Hat Franziskus den Wunsch der Ureinwohner mit seinem Kommen, mit seiner Entschuldigung also erfüllt? Er habe das Thema sexuellen Missbrauch nicht angesprochen, kritisiert Häuptling Allan Polchies vom Wolastoqiyik-Volk St. Mary's First Nations. «Das hat viele verärgert.» Franziskus äußerte sich meist vorsichtig. Über sexuellen Missbrauch sprach er nur bei einer Begegnung mit kanadischen Kirchenvertretern. Er wollte seine Kirche wohl nicht als alleinigen Buhmann dastehen sehen: «Einige örtliche Kirchen» seien in das «von den damaligen Regierungsbehörden geförderte System» miteinbezogen gewesen, sagte Franziskus beim Treffen mit Premierminister Justin Trudeau in Québec im französischsprachigen Teil Kanadas.

Der katholische Premier wiederum verurteilte die Rolle, die «die römisch-katholische Kirche als Institution bei dem spirituellen, kulturellen, emotionalen, körperlichen und sexuellen Missbrauch spielte». Ottawa und der Heilige Stuhl schienen sich nicht anzunähern. Zu viele Forderungen blieben zunächst unerfüllt: Die Rückgabe von indigener Kunst aus den Vatikanischen Museen, Zugang zu den Internatsdokumenten in den Kirchenarchiven und Gerechtigkeit für Überlebende der Schulen.

Die Entschuldigung sei zwar ein erster Schritt gewesen, aber jetzt müsse auch gehandelt werden, fordert Häuptling Polchies. Stipendien für Indigene und mehr Bildung würden gebraucht. «Die Kirche ist so reich und wir haben arme Menschen.» Unter den ehemaligen Internatsschülern fordern einige auch Entschädigungen.
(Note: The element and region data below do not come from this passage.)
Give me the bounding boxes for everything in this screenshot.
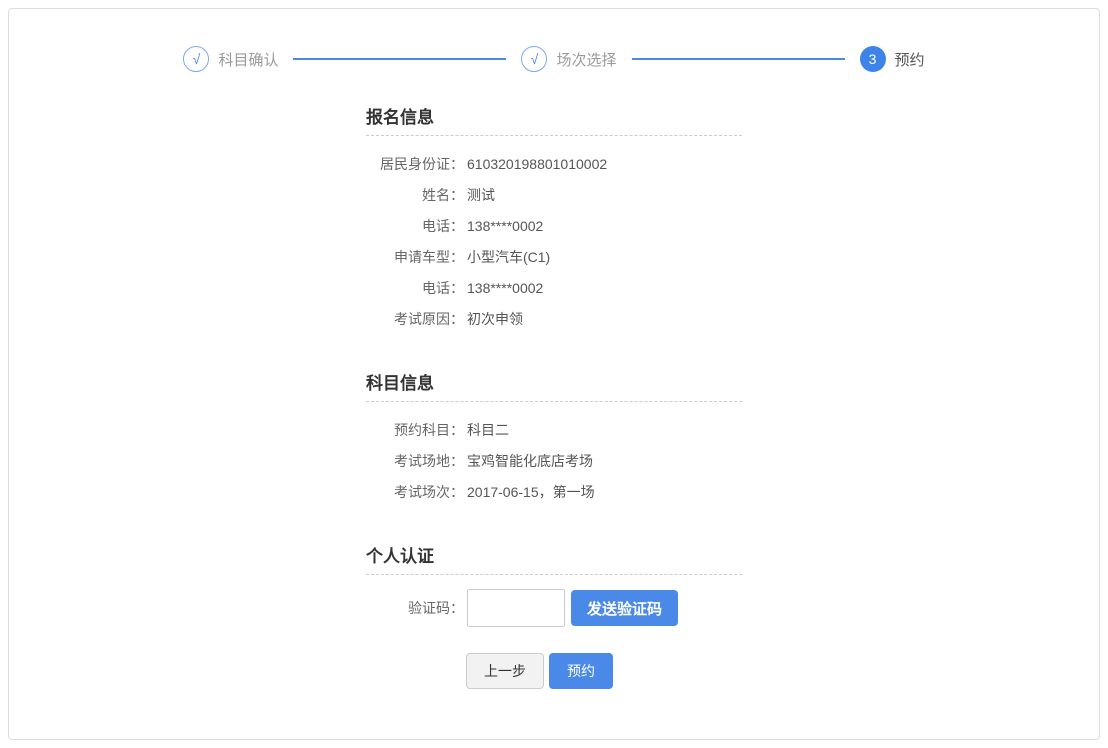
field-label: 姓名： — [366, 185, 464, 205]
previous-step-button[interactable]: 上一步 — [466, 653, 544, 689]
booking-wizard-page: √ 科目确认 √ 场次选择 3 预约 报名信息 居民身份证： 610320198… — [8, 8, 1100, 740]
info-row: 考试原因： 初次申领 — [366, 303, 742, 334]
field-value: 宝鸡智能化底店考场 — [467, 451, 593, 471]
field-value: 138****0002 — [467, 218, 543, 234]
step-number: 3 — [869, 51, 877, 67]
info-row: 预约科目： 科目二 — [366, 414, 742, 445]
info-row: 电话： 138****0002 — [366, 210, 742, 241]
content-column: 报名信息 居民身份证： 610320198801010002 姓名： 测试 电话… — [366, 108, 742, 689]
registration-rows: 居民身份证： 610320198801010002 姓名： 测试 电话： 138… — [366, 136, 742, 334]
field-label: 电话： — [366, 278, 464, 298]
section-subject-info: 科目信息 预约科目： 科目二 考试场地： 宝鸡智能化底店考场 考试场次： 201… — [366, 374, 742, 507]
step-1-check-icon: √ — [183, 46, 209, 72]
field-label: 考试场次： — [366, 482, 464, 502]
info-row: 考试场次： 2017-06-15，第一场 — [366, 476, 742, 507]
field-label: 申请车型： — [366, 247, 464, 267]
info-row: 姓名： 测试 — [366, 179, 742, 210]
field-label: 电话： — [366, 216, 464, 236]
field-value: 初次申领 — [467, 309, 523, 329]
section-personal-verification: 个人认证 验证码： 发送验证码 — [366, 547, 742, 627]
info-row: 电话： 138****0002 — [366, 272, 742, 303]
step-connector-line — [293, 58, 506, 60]
send-code-button[interactable]: 发送验证码 — [571, 590, 678, 626]
field-value: 测试 — [467, 185, 495, 205]
step-2-label: 场次选择 — [556, 49, 616, 70]
field-value: 科目二 — [467, 420, 509, 440]
verification-code-label: 验证码： — [366, 598, 464, 618]
field-label: 考试原因： — [366, 309, 464, 329]
info-row: 居民身份证： 610320198801010002 — [366, 148, 742, 179]
step-3-number-badge: 3 — [860, 46, 886, 72]
section-title: 科目信息 — [366, 374, 742, 402]
field-value: 小型汽车(C1) — [467, 247, 550, 267]
info-row: 申请车型： 小型汽车(C1) — [366, 241, 742, 272]
verification-code-row: 验证码： 发送验证码 — [366, 589, 742, 627]
info-row: 考试场地： 宝鸡智能化底店考场 — [366, 445, 742, 476]
field-value: 2017-06-15，第一场 — [467, 482, 595, 502]
check-icon: √ — [531, 51, 539, 67]
section-registration-info: 报名信息 居民身份证： 610320198801010002 姓名： 测试 电话… — [366, 108, 742, 334]
field-label: 居民身份证： — [366, 154, 464, 174]
section-title: 个人认证 — [366, 547, 742, 575]
check-icon: √ — [193, 51, 201, 67]
subject-rows: 预约科目： 科目二 考试场地： 宝鸡智能化底店考场 考试场次： 2017-06-… — [366, 402, 742, 507]
progress-stepper: √ 科目确认 √ 场次选择 3 预约 — [9, 9, 1099, 72]
step-connector-line — [632, 58, 845, 60]
field-value: 138****0002 — [467, 280, 543, 296]
book-appointment-button[interactable]: 预约 — [549, 653, 613, 689]
step-3-label: 预约 — [895, 49, 925, 70]
field-label: 预约科目： — [366, 420, 464, 440]
footer-buttons: 上一步 预约 — [466, 653, 742, 689]
section-title: 报名信息 — [366, 108, 742, 136]
verification-code-input[interactable] — [467, 589, 565, 627]
field-value: 610320198801010002 — [467, 156, 607, 172]
field-label: 考试场地： — [366, 451, 464, 471]
step-1-label: 科目确认 — [218, 49, 278, 70]
step-2-check-icon: √ — [521, 46, 547, 72]
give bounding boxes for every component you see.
Bei einer Messe zeigten Aktivisten ein Protest-Plakat vor dem Altar.

Gouverneurin Mary Simon, die Vertreterin der britischen Monarchie, die als Inuk-Frau die erste Indigene in diesem Amt ist, gab Franziskus ihre klare Erwartungshaltung mit auf den Weg: «Wir freuen uns, mehr über die zukünftigen Handlungen der Kirche zu hören, um diese wichtige Arbeit fortzusetzen.»

Der Papst sollte am Samstag wieder in Rom landen. In Kanada werden die Ureinwohner die Schritte des Vatikans genau beobachten, um das gemeinsame Ziel der Versöhnung zwischen Indigenen und Nicht-Indigenen zu erreichen. «Wir haben niemandem wehgetan», sagt Mini Freeman den Ureinwohnern am Lac Ste. Anne. «Und wir sind immer noch hier.»